In his situation, though, he has some questions:

  1. Should he try to keep all his photos together on an external hard drive?
  2. Should he cull his photos and archive those he no longer accesses to an external drive, and keep the balance on his MacBook Pro's internal drive?
  3. If he puts all his photos onto an external drive, will he have to deal with a lot of spinning beachballs waiting for photos to load?
  4. If option (2) above is the best way to go, how would he configure Lightroom to deal with it?
Any assistance from experienced users here would be greatly appreciated.
 
My main computer is also a laptop, though it is hooked up to a monitor. I keep all my images on an external hard drive. My workflow is this: when I import off a card, one copy goes to the hard drive, linked to my catalog. The other copy is on my computer's hard drive. It is critical to always have at least two copies of each image. I back up everything, including the image hard drive, so once I've backed that one up, I then delete the images on my computer (which have served as a backup). So I have then preserved having (at least) two copies of each image.

He should have no problems with the spinning beachball if he uses a good external hard drive hooked up to the computer on its fastest connection, which should be at least USB C or Thunderbolt (can't remember which that laptop has). Important to use a high-quality cable for the connection, since that will make a difference in speed and reliability.

My main catalog is on my computer's hard dive, and the backup catalog is on the same external hard drive where my images live. This way, when I back up that hard drive, not only are my images backed up, so is my backup catalog.

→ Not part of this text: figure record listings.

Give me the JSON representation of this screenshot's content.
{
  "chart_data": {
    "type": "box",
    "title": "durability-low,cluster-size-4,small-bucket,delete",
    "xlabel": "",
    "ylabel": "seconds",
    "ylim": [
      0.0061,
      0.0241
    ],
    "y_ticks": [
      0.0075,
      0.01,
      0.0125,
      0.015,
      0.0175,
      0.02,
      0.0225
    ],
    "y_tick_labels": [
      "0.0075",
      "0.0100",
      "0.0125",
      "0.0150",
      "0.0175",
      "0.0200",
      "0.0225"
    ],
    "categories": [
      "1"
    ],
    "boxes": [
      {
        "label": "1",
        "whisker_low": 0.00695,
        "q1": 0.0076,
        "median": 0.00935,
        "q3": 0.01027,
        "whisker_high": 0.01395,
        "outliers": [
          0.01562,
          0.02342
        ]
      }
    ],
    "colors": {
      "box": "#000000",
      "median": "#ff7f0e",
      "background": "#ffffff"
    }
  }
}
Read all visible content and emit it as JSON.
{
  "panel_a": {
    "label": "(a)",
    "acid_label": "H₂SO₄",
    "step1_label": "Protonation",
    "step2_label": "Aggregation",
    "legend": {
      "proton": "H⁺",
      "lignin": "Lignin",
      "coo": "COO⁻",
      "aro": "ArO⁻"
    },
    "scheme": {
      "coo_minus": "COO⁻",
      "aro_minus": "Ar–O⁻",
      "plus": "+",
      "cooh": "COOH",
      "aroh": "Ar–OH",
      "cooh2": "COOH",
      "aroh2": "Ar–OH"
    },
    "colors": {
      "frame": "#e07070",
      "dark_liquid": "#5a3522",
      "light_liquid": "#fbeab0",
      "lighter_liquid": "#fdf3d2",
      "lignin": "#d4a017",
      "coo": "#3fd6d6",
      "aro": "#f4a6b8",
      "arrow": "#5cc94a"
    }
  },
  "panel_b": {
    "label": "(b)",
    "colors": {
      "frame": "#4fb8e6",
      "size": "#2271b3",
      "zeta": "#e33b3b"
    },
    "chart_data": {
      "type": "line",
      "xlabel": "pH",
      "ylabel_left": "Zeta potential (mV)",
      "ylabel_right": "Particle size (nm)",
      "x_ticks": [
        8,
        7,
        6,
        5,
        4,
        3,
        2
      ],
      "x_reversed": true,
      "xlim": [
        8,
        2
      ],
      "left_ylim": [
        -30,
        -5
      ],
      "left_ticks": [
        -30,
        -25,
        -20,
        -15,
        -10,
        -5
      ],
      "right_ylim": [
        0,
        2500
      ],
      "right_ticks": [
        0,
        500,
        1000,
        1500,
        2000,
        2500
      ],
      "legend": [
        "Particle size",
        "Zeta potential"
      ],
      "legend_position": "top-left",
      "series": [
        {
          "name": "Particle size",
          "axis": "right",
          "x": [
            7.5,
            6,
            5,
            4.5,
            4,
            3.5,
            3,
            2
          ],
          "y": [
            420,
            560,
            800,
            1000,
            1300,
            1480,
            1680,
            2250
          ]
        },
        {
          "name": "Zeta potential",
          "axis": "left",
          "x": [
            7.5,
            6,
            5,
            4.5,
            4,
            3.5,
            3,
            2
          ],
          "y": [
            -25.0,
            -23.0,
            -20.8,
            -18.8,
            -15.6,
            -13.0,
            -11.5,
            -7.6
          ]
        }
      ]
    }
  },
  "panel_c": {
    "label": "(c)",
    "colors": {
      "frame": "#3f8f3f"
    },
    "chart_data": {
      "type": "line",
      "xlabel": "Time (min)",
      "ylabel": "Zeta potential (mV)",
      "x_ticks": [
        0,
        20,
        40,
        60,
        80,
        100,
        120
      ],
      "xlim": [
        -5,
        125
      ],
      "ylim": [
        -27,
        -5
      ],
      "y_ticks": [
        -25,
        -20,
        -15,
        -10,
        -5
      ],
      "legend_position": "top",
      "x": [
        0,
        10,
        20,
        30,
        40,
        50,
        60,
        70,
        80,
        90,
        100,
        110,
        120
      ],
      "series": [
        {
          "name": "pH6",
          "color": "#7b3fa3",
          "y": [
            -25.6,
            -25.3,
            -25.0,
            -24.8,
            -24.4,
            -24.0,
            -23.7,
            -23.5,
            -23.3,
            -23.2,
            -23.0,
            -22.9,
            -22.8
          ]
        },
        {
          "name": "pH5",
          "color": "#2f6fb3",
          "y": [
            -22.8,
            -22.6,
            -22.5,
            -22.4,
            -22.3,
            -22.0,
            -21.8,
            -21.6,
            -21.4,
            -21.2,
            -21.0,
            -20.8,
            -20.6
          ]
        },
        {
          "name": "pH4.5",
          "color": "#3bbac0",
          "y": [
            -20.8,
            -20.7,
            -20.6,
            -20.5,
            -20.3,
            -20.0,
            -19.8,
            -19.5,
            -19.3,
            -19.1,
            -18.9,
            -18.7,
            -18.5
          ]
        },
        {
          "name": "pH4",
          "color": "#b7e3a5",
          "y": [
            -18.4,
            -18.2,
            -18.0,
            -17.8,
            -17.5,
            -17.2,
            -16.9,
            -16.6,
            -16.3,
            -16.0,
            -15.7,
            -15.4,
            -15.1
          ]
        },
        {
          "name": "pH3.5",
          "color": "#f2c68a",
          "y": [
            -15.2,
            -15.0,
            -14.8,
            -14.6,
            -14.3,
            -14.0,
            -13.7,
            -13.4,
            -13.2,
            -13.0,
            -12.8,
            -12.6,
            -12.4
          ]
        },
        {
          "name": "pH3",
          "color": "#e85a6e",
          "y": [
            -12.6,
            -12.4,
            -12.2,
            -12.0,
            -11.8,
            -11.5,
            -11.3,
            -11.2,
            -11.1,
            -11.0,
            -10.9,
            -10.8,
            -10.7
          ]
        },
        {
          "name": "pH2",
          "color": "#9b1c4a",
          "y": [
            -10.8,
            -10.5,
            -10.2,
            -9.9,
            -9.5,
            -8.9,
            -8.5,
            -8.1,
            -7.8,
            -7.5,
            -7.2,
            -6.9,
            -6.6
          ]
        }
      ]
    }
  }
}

In my case, I actually have two backups of my images. Hard drives are cheap! A person smarter than me once wrote that "Hard drives are cheap, regret is expensive."

The backup software I use for my computer is SuperDuper, which makes a bootable backup. The software I use to backup my data is ChronoSync, both for Mac.
 
He might also be interesting to keep the most recent (last year, last 2 years, it depends of him) internally and have all the other photos on the external drive. That way, if he doesn't need to modify or print older photos, he doesn't need to have the EHD conected. These older photos will however always be visible and searcheable.